The Columbia University student who drew national attention for carrying a mattress around campus to protest her alleged rape will now be taking her mattress to a new venue: the United States Capitol.
Emma Sulkowicz claims that in August 2012 she was raped by a fellow student in her dorm room, and since last fall she has been hauling a mattress around campus as a senior art thesis dubbed “Carry That Weight” while demanding that her alleged rapist be expelled. The campaign drew national attention and imitators across the country.
Now, Sulkowicz has been invited to attend President Obama’s State of the Union address on Tuesday night as the special guest of Sen. Kirsten Gillibrand of New York.
Gillibrand has made combating sexual assault one of her top priorities in Congress, leading a campaign to change how the military handles sexual assaults and teaming up with Sen. Claire McCaskill of Missouri to push for reform at colleges as well. While Sulkowicz apparently will not be bringing her famous mattress to the speech, Gillibrand said she hoped Obama might use her attendance as an opportunity to discuss sexual assault.
“I hope the President will seize this opportunity to shine a national spotlight on the need to flip the incentives that currently reward colleges for sweeping sexual assaults under the rug,” she told The New York Daily News.

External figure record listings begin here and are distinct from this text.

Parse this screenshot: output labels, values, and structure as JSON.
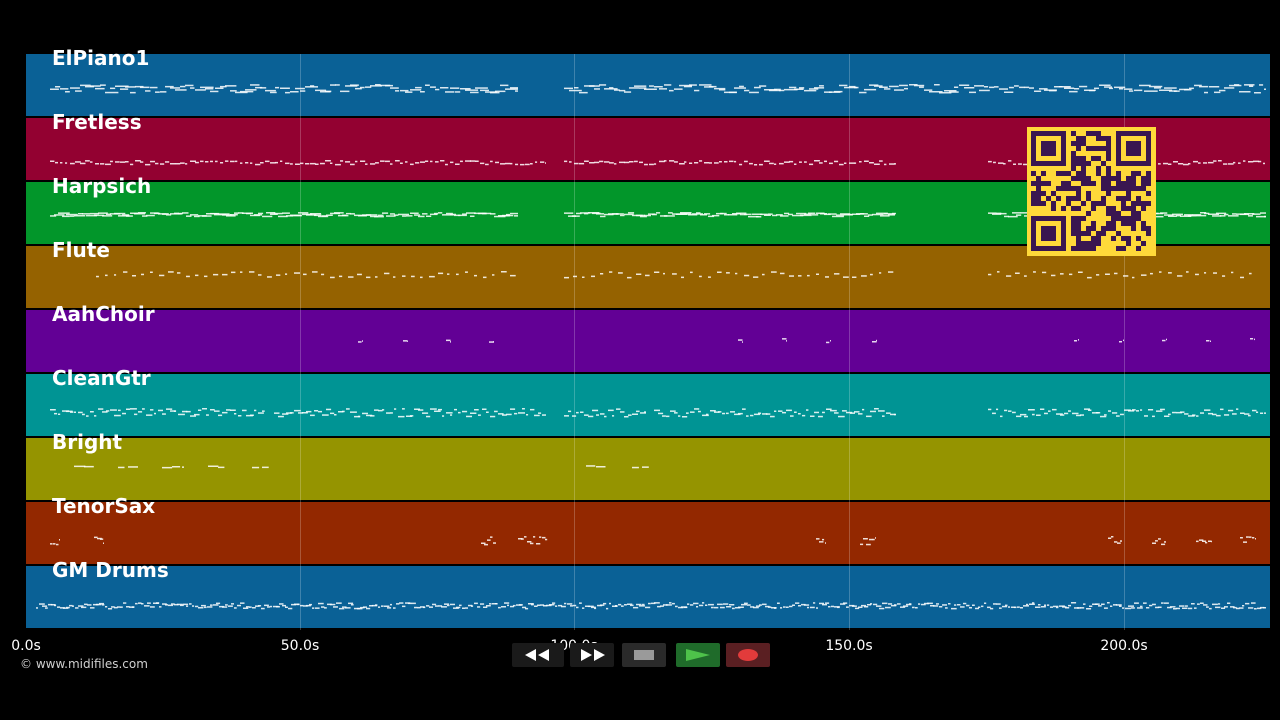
{
  "tracks": [
    {
      "name": "ElPiano1",
      "color": "#0a6196"
    },
    {
      "name": "Fretless",
      "color": "#930131"
    },
    {
      "name": "Harpsich",
      "color": "#02962a"
    },
    {
      "name": "Flute",
      "color": "#956200"
    },
    {
      "name": "AahChoir",
      "color": "#620095"
    },
    {
      "name": "CleanGtr",
      "color": "#009494"
    },
    {
      "name": "Bright",
      "color": "#959400"
    },
    {
      "name": "TenorSax",
      "color": "#932800"
    },
    {
      "name": "GM Drums",
      "color": "#0a6196"
    }
  ],
  "timeline": {
    "ticks": [
      "0.0s",
      "50.0s",
      "100.0s",
      "150.0s",
      "200.0s"
    ]
  },
  "copyright": "© www.midifiles.com",
  "transport": {
    "rewind": "rewind-icon",
    "fast_forward": "fast-forward-icon",
    "stop": "stop-icon",
    "play": "play-icon",
    "record": "record-icon"
  },
  "colors": {
    "background": "#000000",
    "qr_background": "#ffd93a",
    "qr_foreground": "#3a1650",
    "play_button": "#1f6b2a",
    "record_button": "#5a1f22"
  }
}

Gillibrand and Sulkowicz have interacted in the past. Sulkowicz first spoke publicly about her alleged assault in April 2014 at a press conference held by Gillibrand.
Whether Sulkowicz was actually raped, however, remains up for debate. She herself admits to prior sexual encounters with the student she accused, Paul Nungesser, and even says her alleged rape began consensually and only turned into sexual assault when Nungesser became violent with her.
Sulkowicz also only filed a complaint in April 2013, eight months after the actual event. A Columbia campus tribunal found Nungesser “not responsible,” and when she finally filed a police report in May 2014, they declined to pursue the matter.
In the absence of any formal punishment, Nungesser has been targeted in other ways, with his name published in Columbia’s student newspaper and included on a “rapist list” plastered in bathrooms around campus. Nungesser maintains that all his encounters with Sulkowicz were consensual, and he told The New York Times that the experience has cost him most of his friends.
In the wake of an alleged gang rape at UVA that aroused national anger only to be exposed as a hoax, Gillibrand’s gesture may invite criticism that she is perpetuating a witch hunt herself. Gillibrand’s office did not immediately reply to a request for comment.